Sorry if someone has a problem understanding what a whole number is, they shouldn't be programming.


Seriously, who *doesn't* know what a whole number is? Other than Tarzan?
And how would NumberOfCoins hide the fact that it's an integer value? The word Number is even there.

They’d rather see the variable named X or Number

Oh I see.
Hey, I have an idea; why not use int1, int2, int3 ... intXXXXX? That way there's no "confusion" regarding the type of the variable and obviously your code would be much more readable...

Reply Parent Score: 3

lucas_maximus Member since:
2009-08-18

For example With C#, Microsoft have pretty standard naming conventions for a reason.

Bools begin with Has, Can, Is. E.g dataReader.HasRows, String.IsNull etc.

I am sure similar practices are practiced in languages I am less familiar with.

Edited 2013-04-18 13:08 UTC

Reply Parent Score: 2

TempleOS Member since:
2013-04-03

The rules for 50,000,000 lines of code are different from 140,000 or 10,000 or 1,000.

I aspire to be more libertarian than hall-monitor. I stop myself when I get an impulse to make up rules to keep things extra tidy.
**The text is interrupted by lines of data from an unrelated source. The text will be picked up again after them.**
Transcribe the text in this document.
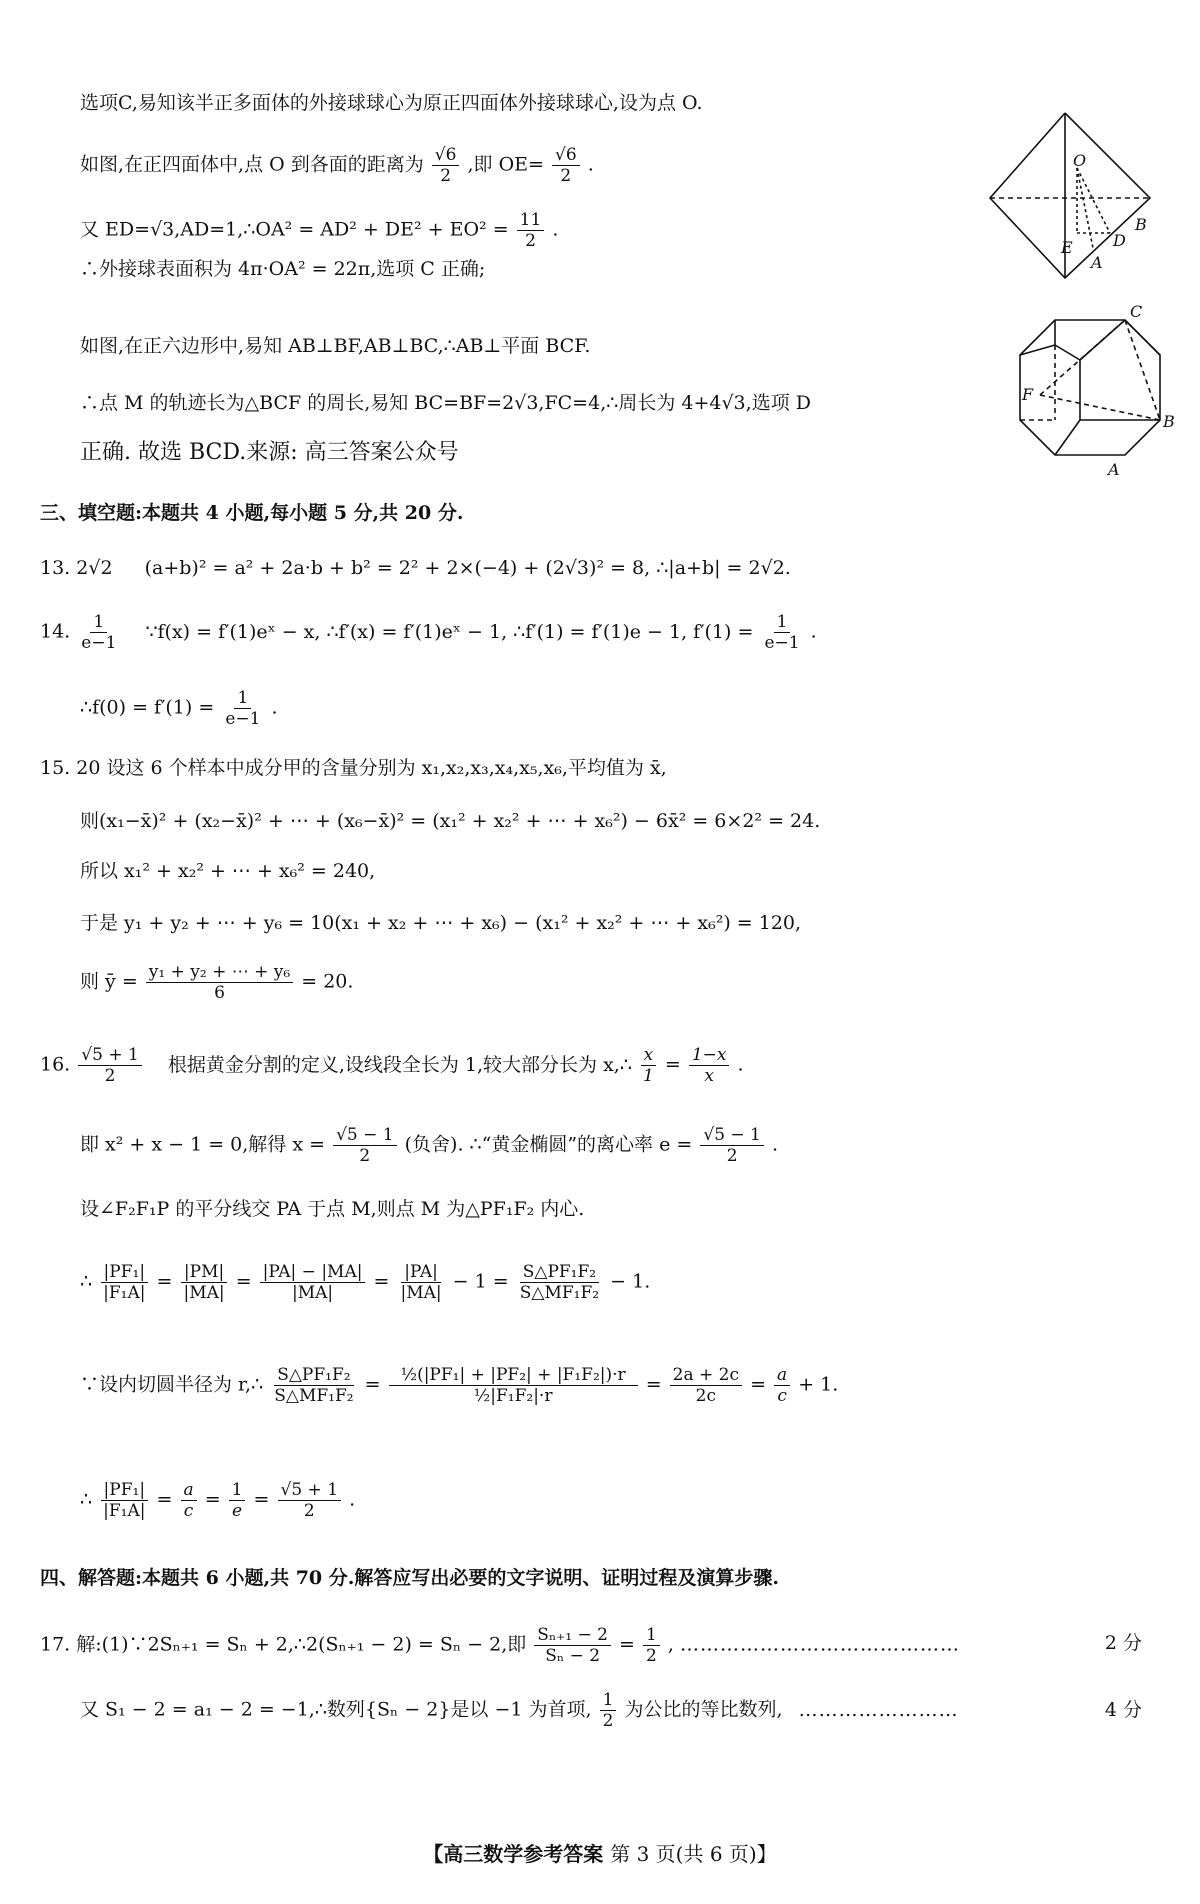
选项C,易知该半正多面体的外接球球心为原正四面体外接球球心,设为点 O.
如图,在正四面体中,点 O 到各面的距离为 $\frac{√6}{2}$ ,即 $OE= \frac{√6}{2}$ .
又 ED=√3,AD=1,∴OA² = $AD^2 + DE^2 + EO^2 = \frac{11}{2}$ .
∴外接球表面积为 4π·OA² = 22π,选项 C 正确;
如图,在正六边形中,易知 AB⊥BF,AB⊥BC,∴AB⊥平面 BCF.
∴点 M 的轨迹长为△BCF 的周长,易知 BC=BF=2√3,FC=4,∴周长为 4+4√3,选项 D
正确. 故选 BCD.来源: 高三答案公众号
O
E	D
B
A
C
F
B
A
三、填空题:本题共 4 小题,每小题 5 分,共 20 分.
13. 2√2 (a+b)² = a² + 2a·b + b² = 2² + 2×(−4) + (2√3)² = 8, ∴|a+b| = 2√2.
14. $\frac{1}{e-1}$ ∵f(x) = f′(1)eˣ − x, ∴f′(x) = f′(1)eˣ − 1, ∴f′(1) = f′(1)e − 1, $f'(1) = \frac{1}{e-1}$ .
∴f(0) = $f'(1) = \frac{1}{e-1}$ .
15. 20 设这 6 个样本中成分甲的含量分别为 x₁,x₂,x₃,x₄,x₅,x₆,平均值为 x̄,
则(x₁−x̄)² + (x₂−x̄)² + ⋯ + (x₆−x̄)² = (x₁² + x₂² + ⋯ + x₆²) − 6x̄² = 6×2² = 24.
所以 x₁² + x₂² + ⋯ + x₆² = 240,
于是 y₁ + y₂ + ⋯ + y₆ = 10(x₁ + x₂ + ⋯ + x₆) − (x₁² + x₂² + ⋯ + x₆²) = 120,
则 ȳ = $\frac{\text{y₁ + y₂ + ⋯ + y₆}}{6} = 20$.
16. $\frac{√5 + 1}{2}$ 根据黄金分割的定义,设线段全长为 1,较大部分长为 x,∴ $\frac{x}{1} = \frac{1-x}{x}$ .
即 x² + x − 1 = 0,解得 $x = \frac{√5 - 1}{2}$ (负舍). ∴“黄金椭圆”的离心率 $e = \frac{√5 - 1}{2}$ .
设∠F₂F₁P 的平分线交 PA 于点 M,则点 M 为△PF₁F₂ 内心.
∴ $\frac{\text{|PF₁|}}{\text{|F₁A|}} = \frac{|PM|}{|MA|} = \frac{|PA| - |MA|}{|MA|} = \frac{|PA|}{|MA|} - 1 = \frac{\text{S△PF₁F₂}}{\text{S△MF₁F₂}} - 1$.
∵设内切圆半径为 r,∴ $\frac{\text{S△PF₁F₂}}{\text{S△MF₁F₂}} = \frac{\text{½(|PF₁| + |PF₂| + |F₁F₂|)·r}}{\text{½|F₁F₂|·r}} = \frac{2a + 2c}{2c} = \frac{a}{c} + 1$.
∴ $\frac{\text{|PF₁|}}{\text{|F₁A|}} = \frac{a}{c} = \frac{1}{e} = \frac{√5 + 1}{2}$ .
四、解答题:本题共 6 小题,共 70 分.解答应写出必要的文字说明、证明过程及演算步骤.
17. 解:(1)∵2Sₙ₊₁ = Sₙ + 2,∴2(Sₙ₊₁ − 2) = Sₙ − 2,即 $\frac{\text{Sₙ₊₁ − 2}}{\text{Sₙ − 2}} = \frac{1}{2}$ , ……………………………………	2 分
又 S₁ − 2 = a₁ − 2 = −1,∴数列{Sₙ − 2}是以 −1 为首项, $\frac{1}{2}$ 为公比的等比数列, ……………………	4 分
【高三数学参考答案 第 3 页(共 6 页)】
Clearly, there is no end to the number of policies you could invent to keep code tidy. Moderation, I guess. Don't pat yourself on the back because you can make-up lots of rules. It becomes the most important thing, if you're not careful. Even beginner programmers might want to develop an attitude like a manager and spend a lot of thought thinking about what the code accomplishes. Code which has no purpose is not good no matter how tidy.

Edited 2013-04-18 13:22 UTC

Reply Parent Score: 0

henderson101 Member since:
2006-05-30

Bools begin with Has, Can, Is. E.g dataReader.HasRows, String.IsNull etc.


That is a property, not necessarily what the field will be called. I had occasion to have to write some code a while back to remove event handlers programatically (clean up code from a bit of legacy code) and to do that I needed to remove the "TextChanged" event handler on a generic Control instance. Guess what Microsoft called the private member variable? "EventText". Oh, joy. every other event is called pretty much "Event<EventName>", so "ValueChanged" would be "EventValueChanged" and "SelectedValueChanged" would be "EventSelectedValueChanged"... so this is extremely inconsistent!!

As for your example, that is SqlDataReader, the IDataReader interface has no HasRow property, which is a complete PITA when it comes to sharing code between different database back-ends. What you end up doing is calling Read(), and if it returns true, you know you're cooking with gas. This works well for loops, because you will end up with : while(reader.Read()) {...}, but if you have occasion to be using a IDataReader with a single row**, it's a bit of a bind. (I'm not a great fan of ADO.Net, I think it's pretty poorly designed and pretty much use EF Code first now for everything.)

** Using a IDataReader for a single row is an edge case, but as I generally cache all data in class instances regardless, DataTables are mostly complete overkill.